Moral agency in addiction is a complicated concept, but it sure as hell isn’t different for women than it is for men, though experiences almost always are. Unless you really have an understanding of a lot of that, bringing the topic into a discussion of sex work only serves to add a condescending cherry to the top of a sundae of condescension toward women who are not in this addict/sex worker category and who are actually involved in the conversation with you.

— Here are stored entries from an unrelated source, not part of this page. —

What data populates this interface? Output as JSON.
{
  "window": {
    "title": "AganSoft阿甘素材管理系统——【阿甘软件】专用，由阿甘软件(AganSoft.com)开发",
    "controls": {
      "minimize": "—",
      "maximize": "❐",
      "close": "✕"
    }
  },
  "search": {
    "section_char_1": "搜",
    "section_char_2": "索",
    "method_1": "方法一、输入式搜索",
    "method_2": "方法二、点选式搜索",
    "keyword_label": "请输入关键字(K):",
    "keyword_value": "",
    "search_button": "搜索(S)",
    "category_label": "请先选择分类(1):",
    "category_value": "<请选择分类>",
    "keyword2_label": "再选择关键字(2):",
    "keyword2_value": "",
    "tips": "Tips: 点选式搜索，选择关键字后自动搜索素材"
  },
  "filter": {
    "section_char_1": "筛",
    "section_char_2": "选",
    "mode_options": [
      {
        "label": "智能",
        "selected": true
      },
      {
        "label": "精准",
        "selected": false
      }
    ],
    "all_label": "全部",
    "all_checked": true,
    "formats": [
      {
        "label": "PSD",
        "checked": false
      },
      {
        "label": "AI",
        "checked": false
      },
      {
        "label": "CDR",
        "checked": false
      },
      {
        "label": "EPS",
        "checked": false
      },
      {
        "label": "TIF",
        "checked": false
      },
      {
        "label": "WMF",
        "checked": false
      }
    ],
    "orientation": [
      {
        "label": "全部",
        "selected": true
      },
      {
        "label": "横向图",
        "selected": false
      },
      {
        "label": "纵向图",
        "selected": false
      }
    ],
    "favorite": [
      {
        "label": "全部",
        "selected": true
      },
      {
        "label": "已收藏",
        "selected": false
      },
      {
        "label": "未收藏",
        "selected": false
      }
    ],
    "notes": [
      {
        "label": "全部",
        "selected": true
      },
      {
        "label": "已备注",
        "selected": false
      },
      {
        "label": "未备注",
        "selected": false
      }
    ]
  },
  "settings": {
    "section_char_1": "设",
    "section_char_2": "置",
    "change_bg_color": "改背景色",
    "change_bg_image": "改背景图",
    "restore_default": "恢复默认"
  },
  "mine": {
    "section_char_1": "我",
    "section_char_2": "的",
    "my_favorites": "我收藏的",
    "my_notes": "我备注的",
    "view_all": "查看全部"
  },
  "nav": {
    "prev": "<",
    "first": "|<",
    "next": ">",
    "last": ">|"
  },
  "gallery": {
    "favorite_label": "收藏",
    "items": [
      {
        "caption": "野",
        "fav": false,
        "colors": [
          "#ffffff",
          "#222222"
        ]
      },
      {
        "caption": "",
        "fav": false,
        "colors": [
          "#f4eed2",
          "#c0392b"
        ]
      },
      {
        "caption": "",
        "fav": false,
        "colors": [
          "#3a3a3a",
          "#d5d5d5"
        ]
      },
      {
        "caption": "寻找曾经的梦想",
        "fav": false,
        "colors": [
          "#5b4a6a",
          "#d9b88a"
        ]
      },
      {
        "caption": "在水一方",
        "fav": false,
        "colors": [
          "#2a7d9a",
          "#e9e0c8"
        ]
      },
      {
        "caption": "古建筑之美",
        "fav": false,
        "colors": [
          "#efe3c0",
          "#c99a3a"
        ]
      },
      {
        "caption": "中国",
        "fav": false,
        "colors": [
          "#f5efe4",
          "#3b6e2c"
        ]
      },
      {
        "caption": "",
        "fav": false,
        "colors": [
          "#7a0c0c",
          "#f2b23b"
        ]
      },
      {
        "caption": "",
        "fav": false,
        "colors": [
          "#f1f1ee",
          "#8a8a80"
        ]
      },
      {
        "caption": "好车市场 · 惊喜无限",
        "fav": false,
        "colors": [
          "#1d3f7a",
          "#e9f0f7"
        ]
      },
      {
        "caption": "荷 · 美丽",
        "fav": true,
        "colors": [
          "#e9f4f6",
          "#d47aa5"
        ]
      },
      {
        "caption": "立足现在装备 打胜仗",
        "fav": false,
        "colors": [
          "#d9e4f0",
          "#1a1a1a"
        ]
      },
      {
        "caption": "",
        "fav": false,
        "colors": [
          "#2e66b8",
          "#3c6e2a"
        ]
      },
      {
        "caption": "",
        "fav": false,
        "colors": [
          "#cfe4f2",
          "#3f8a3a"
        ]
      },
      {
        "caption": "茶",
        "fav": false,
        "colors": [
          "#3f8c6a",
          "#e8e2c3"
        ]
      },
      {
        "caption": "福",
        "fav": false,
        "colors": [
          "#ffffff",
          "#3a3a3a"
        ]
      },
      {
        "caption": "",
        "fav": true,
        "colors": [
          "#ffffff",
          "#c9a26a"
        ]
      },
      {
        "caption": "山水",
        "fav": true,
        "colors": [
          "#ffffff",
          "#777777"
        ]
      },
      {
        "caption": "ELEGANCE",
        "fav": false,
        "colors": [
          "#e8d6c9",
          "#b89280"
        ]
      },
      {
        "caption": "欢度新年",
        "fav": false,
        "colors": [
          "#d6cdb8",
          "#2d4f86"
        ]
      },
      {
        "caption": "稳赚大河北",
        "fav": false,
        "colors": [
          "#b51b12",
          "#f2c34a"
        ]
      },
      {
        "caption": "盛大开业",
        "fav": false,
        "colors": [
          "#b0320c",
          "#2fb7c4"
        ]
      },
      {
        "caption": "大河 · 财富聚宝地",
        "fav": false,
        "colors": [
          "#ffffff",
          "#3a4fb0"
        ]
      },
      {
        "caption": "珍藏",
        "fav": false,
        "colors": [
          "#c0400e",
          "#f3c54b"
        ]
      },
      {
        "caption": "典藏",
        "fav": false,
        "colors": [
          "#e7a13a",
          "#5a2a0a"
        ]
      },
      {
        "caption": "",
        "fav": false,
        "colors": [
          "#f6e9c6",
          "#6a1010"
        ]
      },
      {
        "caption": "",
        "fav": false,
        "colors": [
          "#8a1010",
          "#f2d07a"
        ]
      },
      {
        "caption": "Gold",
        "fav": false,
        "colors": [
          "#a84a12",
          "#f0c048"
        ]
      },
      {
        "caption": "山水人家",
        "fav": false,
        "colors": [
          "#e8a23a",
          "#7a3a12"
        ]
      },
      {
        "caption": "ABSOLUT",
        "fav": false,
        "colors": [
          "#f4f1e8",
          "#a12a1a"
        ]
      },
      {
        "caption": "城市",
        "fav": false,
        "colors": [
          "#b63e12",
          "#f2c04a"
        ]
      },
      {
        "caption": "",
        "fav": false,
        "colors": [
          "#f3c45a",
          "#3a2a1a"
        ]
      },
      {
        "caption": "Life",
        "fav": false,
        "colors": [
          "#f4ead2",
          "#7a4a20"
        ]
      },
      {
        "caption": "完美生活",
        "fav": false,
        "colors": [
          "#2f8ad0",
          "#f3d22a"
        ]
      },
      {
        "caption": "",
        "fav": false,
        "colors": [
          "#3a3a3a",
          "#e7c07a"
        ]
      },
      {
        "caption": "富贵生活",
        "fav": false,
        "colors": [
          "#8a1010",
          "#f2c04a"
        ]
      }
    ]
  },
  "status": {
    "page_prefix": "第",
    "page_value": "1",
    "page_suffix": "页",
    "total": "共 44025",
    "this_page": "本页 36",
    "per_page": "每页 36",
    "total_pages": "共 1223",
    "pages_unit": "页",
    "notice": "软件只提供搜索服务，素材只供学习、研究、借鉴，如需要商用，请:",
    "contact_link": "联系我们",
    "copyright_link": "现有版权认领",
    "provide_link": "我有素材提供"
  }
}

My question on this subject (and I’m only getting angrier as I get more tired and hungry as I write this) is – who is it helping? Who does it really speak the truth to? Not sex workers who aren’t addicts, as Ren and several other commenters demonstrate. Not addicts who aren’t sex workers (because we’re only saving these people from sex work, we don’t need to save them from the addiction, so…). To me, it just serves to emphasize that in the minds of many, addicts and prostitutes are both lower, pathetic, pitiful beings. If we can equate them, so much the easier.
Oh and by the way – what are “we” to make of “them”? Well, for a start, “they” are not theoretical constructs. “They” are people, and what you “make” of them and the “validity” of their lives is not really on the top of their list of concerns. YMMV, of course.